I think I would love nothing more than to scratch out every previous entry I've written here and start all over. Its physically painful for me to even acknowledge my previous relationship, let alone be confronted by it on this website. It took less time for me to forget about him than it did for me to fall for him. I don't need to be reminded. Bad enough that I had a huge fight and subsequent falling out with a friend I knew longer than him, and by having that fight, dredged up every single horrifying memory of my ex that I had lying dormant in my subconscious. Bad enough that I was plagued with nightmares for three days after my fight with Todd, bad enough that my Jon had to bear witness to it all, and worse than all that, he was the one comforting me! He told me that the fight brought everything back because the abusive nature of the fight reminded me of the abusive nature of my relationship with my ex. The last nightmare was so bad, I was awake but physically unable to move, scream, or cry to get Jon's attention... he was lying right next to me, I could feel his arm on mine, and yet I couldn't even nudge him to get his help. Thankfully I came out of it, and he was just like always.... an angel.
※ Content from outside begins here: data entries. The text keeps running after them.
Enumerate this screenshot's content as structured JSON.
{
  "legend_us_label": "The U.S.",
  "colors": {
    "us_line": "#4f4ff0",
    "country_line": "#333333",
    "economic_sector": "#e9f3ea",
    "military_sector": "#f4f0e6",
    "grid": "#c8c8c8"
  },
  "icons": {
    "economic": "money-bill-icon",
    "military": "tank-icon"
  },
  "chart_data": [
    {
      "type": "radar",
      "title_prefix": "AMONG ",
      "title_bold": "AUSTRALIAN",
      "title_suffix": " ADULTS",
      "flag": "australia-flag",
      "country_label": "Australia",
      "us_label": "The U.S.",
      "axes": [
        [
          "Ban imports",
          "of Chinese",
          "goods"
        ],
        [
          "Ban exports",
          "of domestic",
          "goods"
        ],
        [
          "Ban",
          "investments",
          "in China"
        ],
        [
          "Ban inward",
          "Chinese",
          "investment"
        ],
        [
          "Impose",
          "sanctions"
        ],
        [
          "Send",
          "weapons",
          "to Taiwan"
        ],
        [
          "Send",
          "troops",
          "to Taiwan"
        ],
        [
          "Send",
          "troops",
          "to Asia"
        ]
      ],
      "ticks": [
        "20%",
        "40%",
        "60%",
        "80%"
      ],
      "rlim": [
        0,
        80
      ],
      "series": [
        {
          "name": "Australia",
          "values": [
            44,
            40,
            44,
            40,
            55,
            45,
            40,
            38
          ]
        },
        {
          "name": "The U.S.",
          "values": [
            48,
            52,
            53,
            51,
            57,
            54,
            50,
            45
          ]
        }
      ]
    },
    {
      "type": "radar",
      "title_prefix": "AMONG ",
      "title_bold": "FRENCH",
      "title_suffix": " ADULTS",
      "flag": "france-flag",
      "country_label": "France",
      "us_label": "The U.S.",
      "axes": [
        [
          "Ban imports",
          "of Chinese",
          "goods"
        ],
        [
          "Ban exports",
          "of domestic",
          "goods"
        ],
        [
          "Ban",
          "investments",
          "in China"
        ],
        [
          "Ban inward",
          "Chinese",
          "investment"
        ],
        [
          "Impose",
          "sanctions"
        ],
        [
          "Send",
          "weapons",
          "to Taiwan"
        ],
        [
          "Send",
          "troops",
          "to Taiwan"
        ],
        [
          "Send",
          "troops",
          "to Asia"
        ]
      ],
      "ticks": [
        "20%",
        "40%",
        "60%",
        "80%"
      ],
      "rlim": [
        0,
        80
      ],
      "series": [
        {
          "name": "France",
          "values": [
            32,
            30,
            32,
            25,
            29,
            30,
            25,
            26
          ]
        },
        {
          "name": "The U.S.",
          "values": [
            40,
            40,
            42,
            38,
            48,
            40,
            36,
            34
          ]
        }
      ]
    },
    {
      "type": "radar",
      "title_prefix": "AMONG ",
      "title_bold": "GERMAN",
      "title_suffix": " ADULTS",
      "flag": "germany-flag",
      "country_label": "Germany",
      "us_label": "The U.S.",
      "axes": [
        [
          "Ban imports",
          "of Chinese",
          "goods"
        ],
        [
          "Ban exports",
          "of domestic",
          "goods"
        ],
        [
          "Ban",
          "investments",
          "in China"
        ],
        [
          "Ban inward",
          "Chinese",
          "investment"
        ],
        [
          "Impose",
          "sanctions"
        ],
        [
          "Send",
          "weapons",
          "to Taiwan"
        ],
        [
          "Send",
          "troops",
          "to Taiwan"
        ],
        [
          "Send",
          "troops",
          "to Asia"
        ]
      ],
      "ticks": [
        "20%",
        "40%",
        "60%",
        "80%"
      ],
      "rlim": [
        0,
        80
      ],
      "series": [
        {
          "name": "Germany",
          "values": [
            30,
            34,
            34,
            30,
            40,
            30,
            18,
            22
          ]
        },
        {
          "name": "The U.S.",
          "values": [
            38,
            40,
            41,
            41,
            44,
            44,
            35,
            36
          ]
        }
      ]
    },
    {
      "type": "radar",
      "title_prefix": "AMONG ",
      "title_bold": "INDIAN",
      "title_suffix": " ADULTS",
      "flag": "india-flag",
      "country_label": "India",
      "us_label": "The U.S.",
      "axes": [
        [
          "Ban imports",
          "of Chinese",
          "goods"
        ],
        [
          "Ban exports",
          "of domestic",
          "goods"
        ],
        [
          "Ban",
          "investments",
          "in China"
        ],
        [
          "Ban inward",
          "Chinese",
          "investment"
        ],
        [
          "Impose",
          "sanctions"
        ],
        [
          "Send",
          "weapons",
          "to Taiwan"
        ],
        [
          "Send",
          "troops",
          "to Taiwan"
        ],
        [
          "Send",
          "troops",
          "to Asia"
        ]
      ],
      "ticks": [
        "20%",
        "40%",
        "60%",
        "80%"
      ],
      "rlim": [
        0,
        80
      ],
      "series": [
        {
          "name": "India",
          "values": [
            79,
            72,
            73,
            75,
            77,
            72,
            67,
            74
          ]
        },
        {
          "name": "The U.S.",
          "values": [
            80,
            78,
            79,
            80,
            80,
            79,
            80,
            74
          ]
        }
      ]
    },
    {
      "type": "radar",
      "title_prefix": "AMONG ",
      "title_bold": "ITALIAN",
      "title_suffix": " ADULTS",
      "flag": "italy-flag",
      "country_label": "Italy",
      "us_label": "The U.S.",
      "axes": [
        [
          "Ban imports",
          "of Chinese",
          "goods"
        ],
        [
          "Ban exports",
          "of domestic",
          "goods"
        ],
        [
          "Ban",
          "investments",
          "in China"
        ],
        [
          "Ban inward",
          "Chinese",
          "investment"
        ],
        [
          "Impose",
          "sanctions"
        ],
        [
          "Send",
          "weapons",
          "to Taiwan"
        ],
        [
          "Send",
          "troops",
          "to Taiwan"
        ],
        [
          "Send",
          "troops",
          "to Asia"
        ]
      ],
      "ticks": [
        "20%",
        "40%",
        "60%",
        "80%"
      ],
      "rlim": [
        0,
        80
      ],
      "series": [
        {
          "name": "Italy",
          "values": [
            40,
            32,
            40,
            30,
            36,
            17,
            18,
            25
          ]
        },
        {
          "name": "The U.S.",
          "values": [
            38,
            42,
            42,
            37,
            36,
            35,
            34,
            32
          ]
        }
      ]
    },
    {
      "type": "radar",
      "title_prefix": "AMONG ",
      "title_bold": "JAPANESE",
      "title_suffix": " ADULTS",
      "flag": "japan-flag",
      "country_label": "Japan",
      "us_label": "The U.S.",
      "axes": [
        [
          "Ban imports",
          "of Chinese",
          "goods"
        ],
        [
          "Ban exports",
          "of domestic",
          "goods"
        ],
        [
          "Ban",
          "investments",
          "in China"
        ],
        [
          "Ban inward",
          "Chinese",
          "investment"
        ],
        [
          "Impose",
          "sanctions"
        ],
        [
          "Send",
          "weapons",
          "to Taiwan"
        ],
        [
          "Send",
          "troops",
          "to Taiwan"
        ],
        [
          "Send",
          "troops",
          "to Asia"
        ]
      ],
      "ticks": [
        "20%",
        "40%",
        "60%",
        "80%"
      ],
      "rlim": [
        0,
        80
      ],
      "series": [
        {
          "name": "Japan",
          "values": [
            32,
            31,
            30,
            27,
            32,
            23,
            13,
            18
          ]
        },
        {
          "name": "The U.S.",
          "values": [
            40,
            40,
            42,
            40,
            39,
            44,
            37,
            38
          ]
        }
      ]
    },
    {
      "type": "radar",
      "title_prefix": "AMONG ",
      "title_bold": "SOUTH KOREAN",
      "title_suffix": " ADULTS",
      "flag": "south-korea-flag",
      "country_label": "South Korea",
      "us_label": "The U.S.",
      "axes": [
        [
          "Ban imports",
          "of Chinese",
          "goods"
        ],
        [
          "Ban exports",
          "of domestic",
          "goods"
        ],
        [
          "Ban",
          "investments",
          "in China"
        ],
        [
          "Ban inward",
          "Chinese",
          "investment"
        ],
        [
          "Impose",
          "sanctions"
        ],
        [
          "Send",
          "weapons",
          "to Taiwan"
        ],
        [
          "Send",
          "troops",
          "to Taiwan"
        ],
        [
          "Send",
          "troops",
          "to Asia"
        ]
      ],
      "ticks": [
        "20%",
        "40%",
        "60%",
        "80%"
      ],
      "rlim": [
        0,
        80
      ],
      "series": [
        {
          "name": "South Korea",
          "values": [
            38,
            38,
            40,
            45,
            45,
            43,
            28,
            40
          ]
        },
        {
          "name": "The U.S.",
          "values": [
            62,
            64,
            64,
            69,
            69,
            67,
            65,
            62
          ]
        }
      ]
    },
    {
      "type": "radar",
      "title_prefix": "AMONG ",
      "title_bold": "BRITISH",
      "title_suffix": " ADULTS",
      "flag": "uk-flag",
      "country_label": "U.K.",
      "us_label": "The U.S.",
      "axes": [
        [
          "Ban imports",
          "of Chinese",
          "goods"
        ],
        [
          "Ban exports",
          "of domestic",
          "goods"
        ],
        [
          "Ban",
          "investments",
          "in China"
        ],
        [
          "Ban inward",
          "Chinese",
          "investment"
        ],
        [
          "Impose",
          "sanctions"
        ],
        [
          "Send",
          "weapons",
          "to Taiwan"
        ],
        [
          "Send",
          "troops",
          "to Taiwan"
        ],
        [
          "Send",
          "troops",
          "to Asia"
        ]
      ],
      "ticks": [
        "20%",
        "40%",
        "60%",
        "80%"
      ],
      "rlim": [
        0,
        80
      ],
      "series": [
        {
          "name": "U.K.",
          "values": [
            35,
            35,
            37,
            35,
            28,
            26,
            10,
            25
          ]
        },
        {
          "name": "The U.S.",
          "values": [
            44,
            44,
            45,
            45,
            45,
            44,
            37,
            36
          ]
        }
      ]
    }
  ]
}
Pressing forward.... I'm jobless. Have been for almost five weeks and I'm losing my mind. I'm starting to feel like I'm jailed here in this house. I'm also starting to wonder when the people who were supposed to be my friends suddenly became people I had to answer to. I guess after a certain amount of time, you should expect your friends to get on your case every now and again... though i think it should be when you're making disastrous life choices, or about to get a hideous haircut.  The only person I should have to answer to about anything is Jon. And he's not one to have me explain myself... he knows me better than I do frankly. And even then he would tell me that I'm an adult. I'm gonna do what I think is best, and he'll support me whatever my decision may be. He's amazing like that.

I'm starting to feel that even little things change who you are as a person. Not just the big things, like finding the love of your life and by some miracle having him love you back as much, if not more than you do him. Its not just about having who I am irrevocably changed by that love, of knowing that I'm different because of it. Its not just moving to a new place and trying to establish a life separate from the family you were born into. It's about people. It's about little things like, leaving the lights on, or using the last of the butter, or not having a car and having to rely on others to get you around. It's being alone all day when you can't stand being alone. Not just the big things. Those little things turn into big things and you start to wonder if anything you do for anyone, including yourself is good enough. You question yourself, how did I get here, why are things like this, what did i do wrong? when nine times out of ten its got nothing to do with you and you've asked yourself these questions so many times that you can't see any other option. It has to be you, its all your fault. But its not. Sometimes people have a bad day, and you're there and they don't want to talk and you try to talk cause you think that will help them to vent, when all they want is to be left alone and when they reject you like that, you come back to the same inevitable conclusion.... its my fault. Vicious circle?

All I'm saying is that times change. People change. People you thought you knew, people you thought you'd never disagree with. The earth spins on its axis, birds still sing every morning, the sun still rises in the east. But you're different. It's not the people around you, its you. Maybe you don't want to acknowledge this, maybe you already have. But like it or not things are different. The best you can do now is ride it out. Cause how you handle it determines what kind of person you're gonna be when you come out the other side. And at the end of the day, you're the one who has to go to bed with who you are and what you've done.. Good bad or indifferent, you're the one who's in charge of you.